13 个配对 CP-BP DNA 样品可用于联合基因组分析。在 CP-MPN 患者中,畸变的中位数为 3 (最多 8 个)。11 例患者携带 MPN 驱动基因突变: 7 例 JAK2 V617F,3 例 CALR 1 型/1 型样突变,1 例同时具有 CALR 2 型和低负荷 JAK2 V617F。他们都至少有 1 个额外的遗传病灶,最常见的是 TP53 杂合突变、 del(5q) 和 ASXL1 突变。在 BP-MPN 中,像差的中位数增加到 6 (最多 9 个)。JAK2V617F 在 3 个 BP-MPN 中丢失,而在所有病例中,MPN 和 LT 均存在 CALR 突变。影响 TP53NF1SUZ12 (17q) 和 CBL 的杂合性缺失 (LOH) 事件,以及 RUNX1 突变、EZH2 突变、 del(7q) 和 21q 增益仅在 BP 中检测到(图 1E)。

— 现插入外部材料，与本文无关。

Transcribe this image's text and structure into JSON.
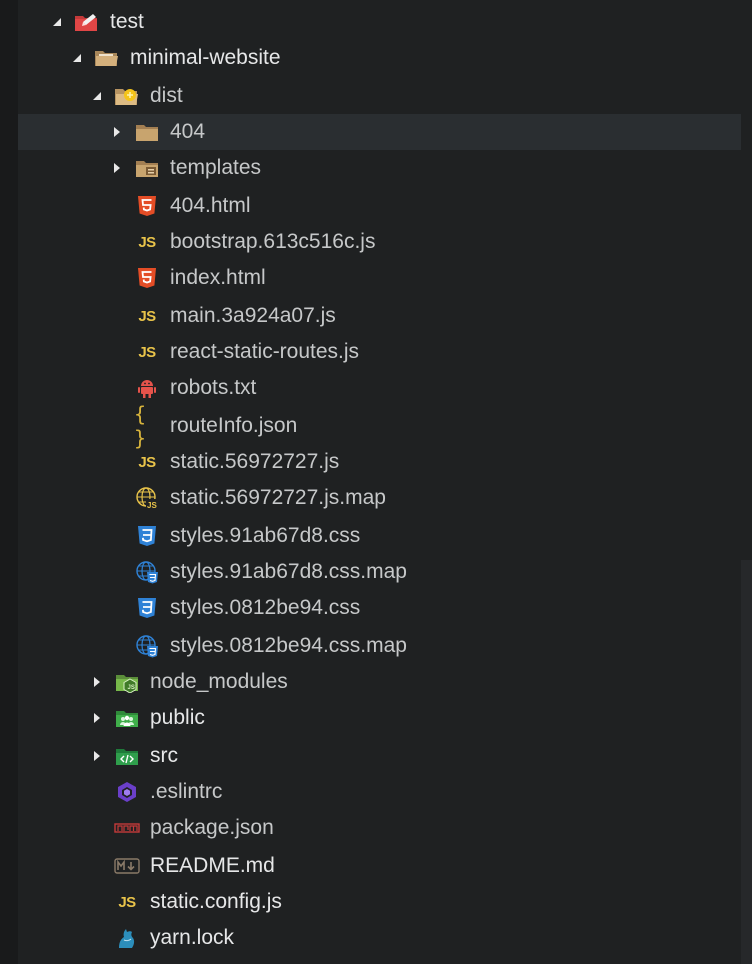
{
  "colors": {
    "background": "#1f2122",
    "selected_row": "#2a2e31",
    "text": "#c6c8c9",
    "folder": "#c8a46e",
    "html_icon": "#e44d26",
    "js_icon": "#e8c34a",
    "css_icon": "#2f82d6",
    "node_folder": "#77b84a"
  },
  "tree": {
    "root": {
      "label": "test",
      "icon": "test-folder-icon",
      "expanded": true
    },
    "project": {
      "label": "minimal-website",
      "icon": "open-folder-icon",
      "expanded": true
    },
    "dist": {
      "label": "dist",
      "icon": "dist-folder-icon",
      "expanded": true
    },
    "dist_items": [
      {
        "label": "404",
        "icon": "folder-icon",
        "expandable": true,
        "selected": true
      },
      {
        "label": "templates",
        "icon": "templates-folder-icon",
        "expandable": true
      },
      {
        "label": "404.html",
        "icon": "html5-icon"
      },
      {
        "label": "bootstrap.613c516c.js",
        "icon": "js-icon"
      },
      {
        "label": "index.html",
        "icon": "html5-icon"
      },
      {
        "label": "main.3a924a07.js",
        "icon": "js-icon"
      },
      {
        "label": "react-static-routes.js",
        "icon": "js-icon"
      },
      {
        "label": "robots.txt",
        "icon": "robot-icon"
      },
      {
        "label": "routeInfo.json",
        "icon": "json-braces-icon"
      },
      {
        "label": "static.56972727.js",
        "icon": "js-icon"
      },
      {
        "label": "static.56972727.js.map",
        "icon": "js-map-icon"
      },
      {
        "label": "styles.91ab67d8.css",
        "icon": "css3-icon"
      },
      {
        "label": "styles.91ab67d8.css.map",
        "icon": "css-map-icon"
      },
      {
        "label": "styles.0812be94.css",
        "icon": "css3-icon"
      },
      {
        "label": "styles.0812be94.css.map",
        "icon": "css-map-icon"
      }
    ],
    "project_items": [
      {
        "label": "node_modules",
        "icon": "node-folder-icon",
        "expandable": true
      },
      {
        "label": "public",
        "icon": "public-folder-icon",
        "expandable": true
      },
      {
        "label": "src",
        "icon": "src-folder-icon",
        "expandable": true
      },
      {
        "label": ".eslintrc",
        "icon": "eslint-icon"
      },
      {
        "label": "package.json",
        "icon": "npm-icon"
      },
      {
        "label": "README.md",
        "icon": "markdown-icon"
      },
      {
        "label": "static.config.js",
        "icon": "js-icon"
      },
      {
        "label": "yarn.lock",
        "icon": "yarn-icon"
      }
    ]
  },
  "icon_text": {
    "js": "JS",
    "braces": "{ }"
  }
}
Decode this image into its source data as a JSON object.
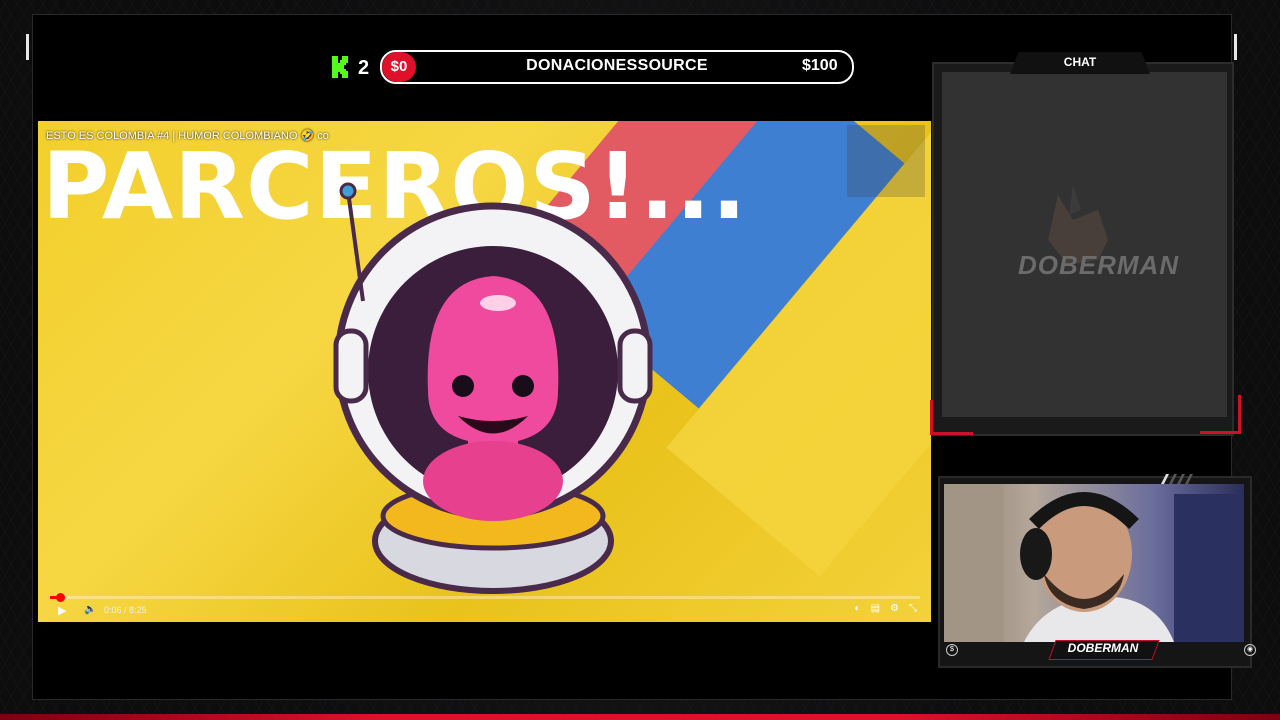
{
  "donation_bar": {
    "kick_icon": "kick-logo-icon",
    "count": "2",
    "amount": "$0",
    "name": "DONACIONESSOURCE",
    "goal": "$100"
  },
  "video": {
    "title": "ESTO ES COLOMBIA #4 | HUMOR COLOMBIANO 🤣 co",
    "headline": "PARCEROS!...",
    "time": "0:06 / 8:25",
    "progress_fraction": 0.012,
    "controls": [
      "play-icon",
      "volume-icon",
      "autoplay-toggle-icon",
      "subtitles-icon",
      "settings-icon",
      "fullscreen-exit-icon"
    ]
  },
  "chat": {
    "label": "CHAT",
    "logo_text": "DOBERMAN"
  },
  "cam": {
    "name": "DOBERMAN"
  },
  "colors": {
    "accent_red": "#e0102a",
    "kick_green": "#53fc18",
    "video_yellow": "#f2cf2b"
  }
}
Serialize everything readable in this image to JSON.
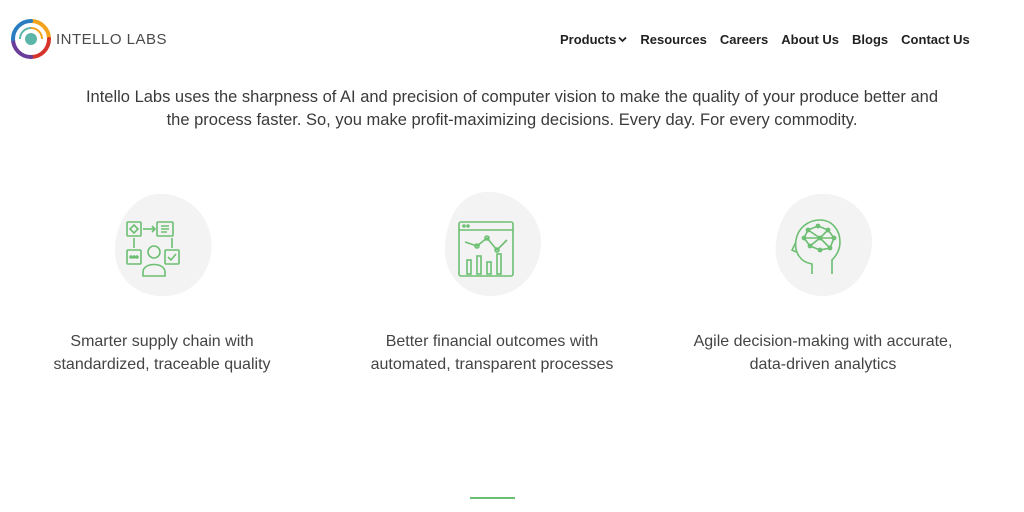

根据靶向 NGS/WES 鉴定的体细胞突变的 VAF 以及 SNP 阵列/MLPA 在配对 CP-BP DNA 样本中提供的信息,推断出四种克隆进化模式,其中三种涉及 MPN 表型驱动突变克隆,而一种涉及非 MPN 突变克隆(图 1F):(i) 线性模式, 其中白血病克隆通过获得一个或多个基因组改变从驱动突变克隆发育而来;(ii) 在 HSC 中获得 MPN 驱动突变,携带也存在于白血病克隆中的预先存在的突变;(iii) 一种分支亚克隆进化,其中来自驱动突变克隆的几个亚克隆共存,其中一个通过获得新的基因组畸变,获得了生长优势并促进了白血病发生;(iv) 在 CP 处存在两个独立克隆或亚克隆,其中一个携带 MPN 驱动突变的患者中,获得基因组畸变,导致非 MPN 克隆的增殖优势和转化。此外,在进展为 BP 的 TN-MPN 中观察到线性模式,其中白血病克隆从 CP 中存在的 TP53 克隆或亚克隆发展而来,该克隆主要在多个 CNV 中获得 del(17p)。虽然这些模式之前已经描述过,但这些模式中精确的获得性突变很有趣,并显示了导致 LT 的多种途径。例如,NRASCBLNF1PTPN11 的信号突变发生在 BP 处。 同样有趣的是,已经检测到突变的 JAK2CALR 克隆之间的竞争,其中一个导致 LT,以及不同 TP53 突变克隆之间的竞争。图 S1 描述了 12 名患者的 CP-BP 基因组畸变的个体概况。患者 13# 的克隆进化没有像以前发表的那样呈现。阿拉伯数字


我们的结果表明,BP-MPN 患者 (72.8% 的病例) 表观遗传突变占主导地位。当还考虑影响染色质修饰剂和 DNA 甲基化的 CNV 时,84.8% 的患者表现出表观遗传学改变。特别是 EZH2 基因异常在 JAK2 V617F 突变和 TN-MPN 患者中相对常见。在连续 DNA 样本中,仅在 BP 中检测到 EZH2 异常。一致,在配对 CP-BP 样本克隆进化的单细胞分析中,3EZH2 在转化为 BP 的过程中反复突变或受 CNV 影响。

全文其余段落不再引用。